E Frederico prossegue dizendo que “a superação desta forma de consciência religiosa só é possível, na superação destas próprias relações sociais de produção e reprodução da vida social que a engendram. Obviamente, em nossa sociedade, o ser social já é maduro e é possível perceber as relações como relações puramente sociais, a religião encontra-se como fruto do processo de alienação e retificação gerado por essas próprias relações sociais determinadas, e tem em seu cerne a tendência de ser conservadora justamente por ser a consciência obnubilada, reificada desta forma social”, isto é, em outras palavras, somente com a consciência de si para si, educando-se de forma a tornar perceptível em cada um, que as reproduções alegóricas perderão valores.

O próprio ateísmo militante está carente dessa forma de trazer à tona essa questão alienada.
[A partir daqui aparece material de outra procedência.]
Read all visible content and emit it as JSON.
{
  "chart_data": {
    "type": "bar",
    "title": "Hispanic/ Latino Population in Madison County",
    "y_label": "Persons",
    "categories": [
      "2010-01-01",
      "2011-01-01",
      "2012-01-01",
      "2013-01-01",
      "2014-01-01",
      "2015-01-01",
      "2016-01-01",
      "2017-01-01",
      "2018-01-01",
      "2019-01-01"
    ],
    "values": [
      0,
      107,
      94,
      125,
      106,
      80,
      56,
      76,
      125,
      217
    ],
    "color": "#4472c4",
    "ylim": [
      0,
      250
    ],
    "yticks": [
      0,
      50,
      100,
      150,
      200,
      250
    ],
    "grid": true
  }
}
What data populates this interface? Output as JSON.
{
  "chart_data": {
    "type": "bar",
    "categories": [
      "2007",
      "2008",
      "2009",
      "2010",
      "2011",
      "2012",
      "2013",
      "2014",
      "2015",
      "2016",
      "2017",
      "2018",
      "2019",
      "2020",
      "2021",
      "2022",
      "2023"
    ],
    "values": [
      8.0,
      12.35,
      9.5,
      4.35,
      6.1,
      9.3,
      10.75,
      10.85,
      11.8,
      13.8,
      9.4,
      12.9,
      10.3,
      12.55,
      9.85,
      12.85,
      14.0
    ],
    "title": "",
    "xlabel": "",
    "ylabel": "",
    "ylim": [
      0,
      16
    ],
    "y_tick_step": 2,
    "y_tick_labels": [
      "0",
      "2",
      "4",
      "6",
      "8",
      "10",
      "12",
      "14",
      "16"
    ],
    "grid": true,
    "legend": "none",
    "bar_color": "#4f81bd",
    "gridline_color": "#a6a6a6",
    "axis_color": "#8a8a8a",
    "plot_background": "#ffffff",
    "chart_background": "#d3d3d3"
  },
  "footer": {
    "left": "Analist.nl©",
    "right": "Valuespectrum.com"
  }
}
O caminho adiante requer que sejamos capazes de falar honestamente sobre a forma de superação da crença que Marx categorizou como sua capacidade de “[arrancar] as flores imaginárias dos grilhões, não para que o homem suporte grilhões desprovidos de fantasias ou consolo, mas para que se desvencilhe deles e a flor viva desabroche”. Pois a religião é um sistema ideológico que fundamenta exploração do ser e por isso “a exigência de que [as pessoas] abandonem as ilusões acerca de uma condição é a exigência de que abandonem uma condição que necessita de ilusões” (Intro à Crit. do Direito).

Embora seja claramente visto o “aparecimento” de ateus (ou os descrentes à religiosidade), as raízes estão submersas em nós, sendo nós a reprodução real do processo concreto das determinações sociais. Por esta razão, essa espécie de ateísmo militante é uma ignorância e uma forma de consciência decadente, quase em medida daquela contra a qual luta incessantemente.


Referências bibliográficas:


___ MARX, Karl e ENGELS, Friedrich, A Sagrada Família.

___ MARX, Karl, Introdução à Crítica do Direito de Hegel.